~「未来の額田を考える」学習を通して~

 

夏山小学校では、これまでに地域の伝統行事火祭りや学校のすぐ近くを流れる夏山川を調べ、学区に発信し、関心高く活動に取り組んできた。しかし、額田地区のことは知らない児童が多く、岡崎市のHPが額田地区の観光でアピールしているくらがり渓谷やわんパークなどについての知識はほとんどなかった。額田地区についてもっと身近に感じ、地域が抱えている問題や将来について、自分なりに考え、地域への愛着心をさらに高めていきたいと考えて単元を設定した。

「未来の額田について考える」というテーマのもと、探究活動を始めたところ、額田地区が岡崎市と合併する前(2002年)に発行した、ふるさと読本『ぬかた』という本と出会った。「額田町はこれからどのように変わっていくのだろうか」と約20年後の2020年の未来に思いを馳せている内容の作文を読み、自分たちも未来の額田について考えたいという思いをもった。

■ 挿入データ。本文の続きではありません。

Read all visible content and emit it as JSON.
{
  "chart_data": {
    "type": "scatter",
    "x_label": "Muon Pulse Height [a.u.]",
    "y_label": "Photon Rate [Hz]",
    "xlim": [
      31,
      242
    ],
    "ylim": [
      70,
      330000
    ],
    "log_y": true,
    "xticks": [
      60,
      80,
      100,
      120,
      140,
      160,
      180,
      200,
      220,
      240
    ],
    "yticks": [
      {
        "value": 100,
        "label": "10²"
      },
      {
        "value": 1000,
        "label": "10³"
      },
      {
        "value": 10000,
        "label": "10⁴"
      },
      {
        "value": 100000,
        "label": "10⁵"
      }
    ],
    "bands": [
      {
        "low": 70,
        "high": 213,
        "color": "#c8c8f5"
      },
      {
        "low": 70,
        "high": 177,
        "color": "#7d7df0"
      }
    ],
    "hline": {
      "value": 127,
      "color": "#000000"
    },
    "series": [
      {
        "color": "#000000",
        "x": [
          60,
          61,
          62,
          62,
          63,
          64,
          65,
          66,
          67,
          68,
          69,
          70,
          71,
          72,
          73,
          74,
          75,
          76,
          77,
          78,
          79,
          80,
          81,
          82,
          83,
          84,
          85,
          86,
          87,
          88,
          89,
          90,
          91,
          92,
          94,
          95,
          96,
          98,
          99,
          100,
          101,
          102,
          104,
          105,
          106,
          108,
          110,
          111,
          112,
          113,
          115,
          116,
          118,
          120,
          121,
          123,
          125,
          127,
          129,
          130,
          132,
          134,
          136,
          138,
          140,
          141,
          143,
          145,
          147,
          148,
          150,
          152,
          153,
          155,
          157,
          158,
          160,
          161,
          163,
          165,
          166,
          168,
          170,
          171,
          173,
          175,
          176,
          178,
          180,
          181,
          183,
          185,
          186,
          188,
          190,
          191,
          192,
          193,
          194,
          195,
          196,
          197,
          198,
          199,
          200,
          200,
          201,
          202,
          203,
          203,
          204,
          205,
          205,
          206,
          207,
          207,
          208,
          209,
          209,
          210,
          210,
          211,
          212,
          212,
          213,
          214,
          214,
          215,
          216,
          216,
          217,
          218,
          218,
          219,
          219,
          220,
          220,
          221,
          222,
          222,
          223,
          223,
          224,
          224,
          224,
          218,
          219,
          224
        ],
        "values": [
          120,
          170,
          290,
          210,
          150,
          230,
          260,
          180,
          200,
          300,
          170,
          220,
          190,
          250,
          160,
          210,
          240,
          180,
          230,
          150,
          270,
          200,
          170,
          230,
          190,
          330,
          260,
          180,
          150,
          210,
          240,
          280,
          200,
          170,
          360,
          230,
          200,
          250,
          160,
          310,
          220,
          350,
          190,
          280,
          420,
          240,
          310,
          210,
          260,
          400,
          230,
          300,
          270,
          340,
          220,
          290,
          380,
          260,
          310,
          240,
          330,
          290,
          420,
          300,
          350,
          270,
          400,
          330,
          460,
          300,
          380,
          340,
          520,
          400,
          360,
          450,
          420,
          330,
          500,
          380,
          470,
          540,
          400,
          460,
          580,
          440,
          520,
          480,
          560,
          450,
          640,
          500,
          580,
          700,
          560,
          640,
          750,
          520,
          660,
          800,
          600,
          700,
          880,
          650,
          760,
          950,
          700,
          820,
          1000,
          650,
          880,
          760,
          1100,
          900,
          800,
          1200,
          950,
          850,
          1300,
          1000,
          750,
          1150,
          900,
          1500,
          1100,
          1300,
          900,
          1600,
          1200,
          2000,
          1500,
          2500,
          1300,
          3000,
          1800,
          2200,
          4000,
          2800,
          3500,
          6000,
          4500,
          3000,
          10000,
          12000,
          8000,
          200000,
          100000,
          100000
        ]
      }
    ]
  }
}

「今の額田の魅力は何か?」という課題で議論を行った。最初はなかなか意見が出てこなかったので、岡崎市のHP「水とみどりの森の駅」を見せて、額田地区の魅力を岡崎市が積極的に発信していることを紹介した。そこから追究意欲が高まり、額田には自然だけでなく、建物や伝統、食事といった魅力があることに気付くことができた。そこで、「20年後の額田はどうなっているか」という問いを投げかけた。児童は「自然の魅力があるから額田にもっと人が増える」、「自動運転の技術が発展しているので、お年寄りでも暮らせる町になる」といったプラス面と「人手不足で伝統的な祭りは無くなるかもしれない」、「人が増えるとごみのポイ捨てが起きて自然が減る」といったマイナス面の両面から考えることができた。共通するのは、「20年後の額田に人が増えてほしい」という願いである。そのために自分たちにできることを考え、取り組んでいくことになった。

 「未来の額田をより良くために自分たちにできること」について、話し合う中で、「額田の魅力を知れば、若い人が額田にずっと残ってくれる」「人が増えれば、人手不足がなくなり、額田がより良くなる」と考えた。全校児童や学区の人に額田の良さを発信する手段として、額田地区の魅力ある場所をまとめたリーフレットを配ることに決まった。リーフレットに夏山小から車でどのくらいなのかを書いたり、写真を入れたりすれば、そこに足が向くかもしれない。行って魅力に気付いて欲しいという願いを込めた。額田の魅力あふれるオリジナル額田紹介リーフレットを作り上げた。

「自分たちが額田についてあまり知らないことに驚いた。面白いところがまだまだたくさんあることを知り、今度行ってみたいと思った」、「額田には良いところがあって、大きくなった時も額田に住み続けようと思った」と振り返り、額田地区への愛着を高めることができたのではないかと考える。